A star schema was used by creating relationship between the necessary tables
The report which can be accessed here consists of five pages:
- Summary
- Average Income vs Average Sales
- Customer Analysis
- Product Analysis
- Geographical Analysis
The summary page provide an overview of the solutions to the business problems listed above. It contains visuals from the other four pages with each visual addressing a particular business problem.
- There is a strong positive correlation between Average Income and Sales with a correlation coefficient of 0.78
- The regression formula: x = -722.14 – y / -m
- Jon Little is predicted to be the highest income earner 💰 . This was achieved using the regression formula: x = -722.14 – y / -m
- About 89% of customers are within the age range of 20 – 50 years.

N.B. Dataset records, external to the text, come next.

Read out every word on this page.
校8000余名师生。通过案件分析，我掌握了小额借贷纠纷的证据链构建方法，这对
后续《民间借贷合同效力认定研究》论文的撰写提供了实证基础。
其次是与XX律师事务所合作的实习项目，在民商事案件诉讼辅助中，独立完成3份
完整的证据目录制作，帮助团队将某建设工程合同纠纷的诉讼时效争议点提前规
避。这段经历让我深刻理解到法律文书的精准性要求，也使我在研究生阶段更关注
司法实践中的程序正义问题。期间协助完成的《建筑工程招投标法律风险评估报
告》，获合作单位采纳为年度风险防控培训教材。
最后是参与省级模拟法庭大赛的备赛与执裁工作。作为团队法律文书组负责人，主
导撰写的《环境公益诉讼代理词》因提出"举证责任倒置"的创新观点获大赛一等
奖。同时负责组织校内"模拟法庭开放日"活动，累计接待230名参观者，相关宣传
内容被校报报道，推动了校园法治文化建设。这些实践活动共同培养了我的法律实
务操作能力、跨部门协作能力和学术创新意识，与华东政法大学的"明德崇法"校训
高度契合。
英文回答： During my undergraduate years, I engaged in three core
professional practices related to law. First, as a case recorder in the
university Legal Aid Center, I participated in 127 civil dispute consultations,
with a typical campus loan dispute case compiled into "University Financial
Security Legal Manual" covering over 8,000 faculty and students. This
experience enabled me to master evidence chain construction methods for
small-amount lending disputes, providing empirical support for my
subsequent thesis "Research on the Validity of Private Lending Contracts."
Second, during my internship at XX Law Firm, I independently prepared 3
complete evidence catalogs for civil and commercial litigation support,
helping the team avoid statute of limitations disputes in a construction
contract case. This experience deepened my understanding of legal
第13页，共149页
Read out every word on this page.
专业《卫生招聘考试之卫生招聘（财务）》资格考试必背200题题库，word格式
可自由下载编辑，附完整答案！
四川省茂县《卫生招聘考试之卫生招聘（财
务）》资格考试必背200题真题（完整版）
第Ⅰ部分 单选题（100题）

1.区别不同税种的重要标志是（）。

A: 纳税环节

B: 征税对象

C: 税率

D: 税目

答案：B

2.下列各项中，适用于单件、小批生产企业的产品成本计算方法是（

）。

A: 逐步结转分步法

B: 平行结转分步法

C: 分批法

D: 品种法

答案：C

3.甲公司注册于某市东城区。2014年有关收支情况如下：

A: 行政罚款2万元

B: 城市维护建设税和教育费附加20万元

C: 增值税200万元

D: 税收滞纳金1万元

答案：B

- About 71% of customers are medium income earners
- There is a strong negative correlation between customer ratings and product return rate with a correlation coefficient of 0.69
- Chronograph Watch is the best rated product with a rating of 4.90
- Winter Gloves and Wool Scarf are the least rated products with a rating of 3.10
- There has been a 91.35% reduction in sales this quarter (Jan – March 2021) as compared to the last quarter (Oct – Dec 2020)
- Based on customer transaction data from September 2020 to March 2021, 70% of top 10 customers (spenders) are from Illinois and California
- District of Columbia, New Jersey, Maryland, Massachusetts and Hawaii are the top 5 states based on average income while Mississippi, West Virginia, Arkansas, Kentucky and New Mexico are the bottom 5 states based on average income.
- California, Texas, Florida, New York, Illinois, Pennyslvania, Ohio, Georgia, North Carolina and Mechigan are the Top 10 most populated cities.
- Leather bag is one of the least rated products. Customers’ comments and feedbacks should be held succinctly, and efforts geared toward making the necessary improvement. For this reason, I suggest that among the three suggested products, Leather bag should be advertised the most and if possible, the price should be reduced a bit. Again, it should be marketed in the higher income states.
- Sweater should be marketed most in the states of Alaska, North Dakota, Maine, Minnesota, Wyoming and the other states marked as coldest states in the analysis.
- Shirts, in all have a favorable rating at a fairly good price. Of all the four different kinds of shirts, Polo Shirt is the best rated product. These products could be marketed in almost all the states.
- Chronograph Watch is highly rated and should be added to the products.
- Fair majority of the customers are in the age range of 20 – 40 years and leather sneakers, another highly rated product is very popular or preferred among this age group so it will be a good business decision to market it alongside the products.